Dom José Maria Pires dá testemunho de “pessoa profética” no 12º Intereclesial
Conhecido como Dom Zumbi, por toda sua militância a favor da causa negra e por uma sociedade que respeite as diferenças, Dom José Maria Pires, Arcebispo Emérito da Paraíba, tomou para si uma das lutas mais difíceis de se enfrentar nesse país: a do combate ao preconceito.
Aos 90 anos de idade, a força contra as injustiças não arrefece. Pelo contrário, parece cada vez mais pulsante no religioso que, ao lado de Dom Helder Camara, sempre foi a favor de uma Igreja mais aberta para seus pobres, de uma Igreja que não excluísse suas minorias.
Dom José foi um dos participantes da programação do 12º Intereclesial das Comunidades Eclesiais de Base, que aconteceu até sábado (25), em Porto Velho (RO). Participou, juntamente com a senadora Marina Silva, do momento “Testemunhos de pessoas proféticas”. Logo após, a ADITAL conversou com ele. Confira.
Adital – O senhor falou que há avanços da Igreja para com os negros. O senhor acredita que a dívida da Igreja junto à população negra ainda é grande?
Dom José Maria Pires – Continua porque o preconceito ainda permanece. Os negros têm dificuldades de serem aceitos como negros. Sempre que há alguma coisa errada e há negros no meio, nunca ninguém pensa que a responsabilidade é do branco, sempre será do negro.
Como o preconceito ainda existe, inclusive nos seminários, nas organizações, a gente tem que continuar lutando. Preconceito não se vence com palavras. É toda uma prática. Na medida em que os negros vão ocupando mais espaços na Igreja e na sociedade, o preconceito também vai cedendo. Nas Forças Armadas, quantos negros estão como general? Quantos negros estão representando o Brasil nas Embaixadas da África? Então, o preconceito existe tanto no Estado quanto na Igreja. Mas hoje estamos mais conscientes e, aos poucos, esse preconceito vai perdendo força.
Adital – O governo tem implementado alguma política racial. Como o senhor avalia?
Dom José Maria Pires – Felizmente agora nós temos um governo que está mais aberto para essas diferenças. Nem sempre dá os passos que nós achamos os mais corretos. Mas a boa vontade dele de acertar e de ir acabando, de ir eliminando essas diferenças, esses preconceitos, isso a gente vê que é claro no nosso governo.
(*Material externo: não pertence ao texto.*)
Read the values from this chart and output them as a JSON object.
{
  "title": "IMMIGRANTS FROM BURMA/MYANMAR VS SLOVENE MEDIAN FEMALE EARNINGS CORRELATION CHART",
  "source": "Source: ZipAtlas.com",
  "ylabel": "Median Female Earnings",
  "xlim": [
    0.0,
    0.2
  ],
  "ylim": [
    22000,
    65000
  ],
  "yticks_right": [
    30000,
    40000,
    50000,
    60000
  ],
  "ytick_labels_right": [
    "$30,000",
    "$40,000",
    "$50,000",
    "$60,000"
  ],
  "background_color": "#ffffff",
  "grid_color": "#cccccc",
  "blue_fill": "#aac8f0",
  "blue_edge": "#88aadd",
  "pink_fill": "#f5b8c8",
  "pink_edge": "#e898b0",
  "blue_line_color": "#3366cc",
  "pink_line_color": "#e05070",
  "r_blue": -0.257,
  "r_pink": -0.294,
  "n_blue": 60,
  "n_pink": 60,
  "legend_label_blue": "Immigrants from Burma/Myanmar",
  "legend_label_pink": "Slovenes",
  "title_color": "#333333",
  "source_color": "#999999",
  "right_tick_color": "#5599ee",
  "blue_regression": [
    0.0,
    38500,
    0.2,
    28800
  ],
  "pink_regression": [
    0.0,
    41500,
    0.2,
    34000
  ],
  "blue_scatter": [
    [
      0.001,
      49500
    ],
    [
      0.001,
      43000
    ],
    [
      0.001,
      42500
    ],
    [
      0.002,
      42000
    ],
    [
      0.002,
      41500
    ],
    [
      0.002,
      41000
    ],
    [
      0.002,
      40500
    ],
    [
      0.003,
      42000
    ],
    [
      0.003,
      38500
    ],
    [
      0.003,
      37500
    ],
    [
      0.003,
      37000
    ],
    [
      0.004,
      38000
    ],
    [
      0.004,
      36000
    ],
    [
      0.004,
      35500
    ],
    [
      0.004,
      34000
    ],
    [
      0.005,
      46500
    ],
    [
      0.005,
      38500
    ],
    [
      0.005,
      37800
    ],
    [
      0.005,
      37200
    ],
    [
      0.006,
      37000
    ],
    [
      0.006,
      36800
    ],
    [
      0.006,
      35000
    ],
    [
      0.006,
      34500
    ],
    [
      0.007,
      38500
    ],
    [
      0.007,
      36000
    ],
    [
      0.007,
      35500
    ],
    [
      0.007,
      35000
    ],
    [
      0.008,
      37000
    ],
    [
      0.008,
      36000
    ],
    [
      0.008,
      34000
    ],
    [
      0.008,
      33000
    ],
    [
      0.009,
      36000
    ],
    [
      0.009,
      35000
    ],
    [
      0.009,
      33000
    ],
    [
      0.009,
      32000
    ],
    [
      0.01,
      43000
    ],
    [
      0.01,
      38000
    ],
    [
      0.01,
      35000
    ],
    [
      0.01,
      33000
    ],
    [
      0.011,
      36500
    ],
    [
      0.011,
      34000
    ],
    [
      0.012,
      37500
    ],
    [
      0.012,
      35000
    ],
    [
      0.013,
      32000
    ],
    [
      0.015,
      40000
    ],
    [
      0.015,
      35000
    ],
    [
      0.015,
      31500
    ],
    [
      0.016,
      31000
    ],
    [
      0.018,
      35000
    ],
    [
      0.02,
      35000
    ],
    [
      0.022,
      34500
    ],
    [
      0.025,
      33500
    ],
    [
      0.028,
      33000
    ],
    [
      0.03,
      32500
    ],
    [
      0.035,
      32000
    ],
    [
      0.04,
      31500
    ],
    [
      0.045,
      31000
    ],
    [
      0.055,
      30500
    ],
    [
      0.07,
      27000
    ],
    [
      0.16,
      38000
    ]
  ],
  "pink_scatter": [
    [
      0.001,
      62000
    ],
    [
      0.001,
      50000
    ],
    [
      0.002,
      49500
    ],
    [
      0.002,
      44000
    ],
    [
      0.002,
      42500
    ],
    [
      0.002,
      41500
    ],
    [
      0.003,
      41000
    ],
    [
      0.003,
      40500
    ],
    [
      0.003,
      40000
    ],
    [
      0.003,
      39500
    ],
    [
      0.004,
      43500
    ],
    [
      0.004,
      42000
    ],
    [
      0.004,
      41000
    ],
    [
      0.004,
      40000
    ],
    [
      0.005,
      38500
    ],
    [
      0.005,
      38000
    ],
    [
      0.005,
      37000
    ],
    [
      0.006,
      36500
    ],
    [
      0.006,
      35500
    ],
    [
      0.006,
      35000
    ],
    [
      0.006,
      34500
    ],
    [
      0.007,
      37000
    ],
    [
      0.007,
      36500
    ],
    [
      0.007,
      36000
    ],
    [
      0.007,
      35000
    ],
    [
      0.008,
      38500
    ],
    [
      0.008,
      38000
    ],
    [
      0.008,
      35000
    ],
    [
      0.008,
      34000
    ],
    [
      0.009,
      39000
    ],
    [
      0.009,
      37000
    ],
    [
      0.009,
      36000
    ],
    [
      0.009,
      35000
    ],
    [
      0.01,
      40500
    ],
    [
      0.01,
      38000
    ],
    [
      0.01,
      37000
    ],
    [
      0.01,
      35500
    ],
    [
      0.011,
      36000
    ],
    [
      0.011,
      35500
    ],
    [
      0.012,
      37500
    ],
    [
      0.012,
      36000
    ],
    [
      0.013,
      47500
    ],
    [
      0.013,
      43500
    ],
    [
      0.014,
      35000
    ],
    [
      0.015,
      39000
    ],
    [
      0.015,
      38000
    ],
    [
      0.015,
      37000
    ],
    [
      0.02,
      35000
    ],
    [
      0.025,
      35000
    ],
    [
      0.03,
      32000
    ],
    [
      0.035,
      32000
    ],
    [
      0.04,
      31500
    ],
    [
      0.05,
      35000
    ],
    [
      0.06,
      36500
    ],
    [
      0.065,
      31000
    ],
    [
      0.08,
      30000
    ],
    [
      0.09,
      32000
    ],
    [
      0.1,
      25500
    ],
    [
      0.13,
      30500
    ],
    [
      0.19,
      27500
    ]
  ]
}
Adital – Os movimentos sociais se queixam ainda do reconhecimento das terras quilombolas. Como o senhor vê o processo?
Dom José Maria Pires – Sim, mas o fato de algumas [terras] já terem sido reconhecidas é um passo positivo. É um processo. Tem que examinar se realmente há uma tradição quilombola, quais as pessoas que entraram ali, quais as pessoas que estão querendo algum resultado com isso, se isso vai realmente fortalecer a cultura negra ou se há outros interesses. Então o governo também não pode se precipitar. Não é só pelo fato de “dizer” que é um Quilombo que [a terra] vai ser reconhecida. Tem que examinar historicamente e nesse ponto o Governo tem dado passos muito positivos.
O senhor trouxe, brilhantemente, a questão do preconceito para o 12º Intereclesial. Qual seria a missão das CEBs nessa questão?
Dom José Maria Pires – Graças a Deus, as CEBs têm um papel especial nisso. O simples fato de as CEBs serem gente da base, de haver tantos negros e negras nas Comunidades, elas estão se afirmando. Então, aos poucos, sem as CEBs entrarem numa campanha política, o que não tem cabimento, o fato de elas existirem é algo que vai quebrando os preconceitos.
Houve um tempo, em que nós estávamos na ditadura, então não tínhamos partidos políticos, sindicatos atuantes. Nesse momento, as CEBs tiveram que cobrir esse espaço. Acho que as Comunidades estão cada vez mais voltadas para aquilo que é essencial delas: mostrar a presença e a palavra de Deus orientando a vida do povo.
Vejo que as Comunidades têm dois pontos de referência: de um lado, a realidade; de outro, a palavra de Deus iluminando essa realidade. É isso que as CEBs estão fazendo hoje e elas devem continuar nesse papel, pois é isso que vai transformar a realidade.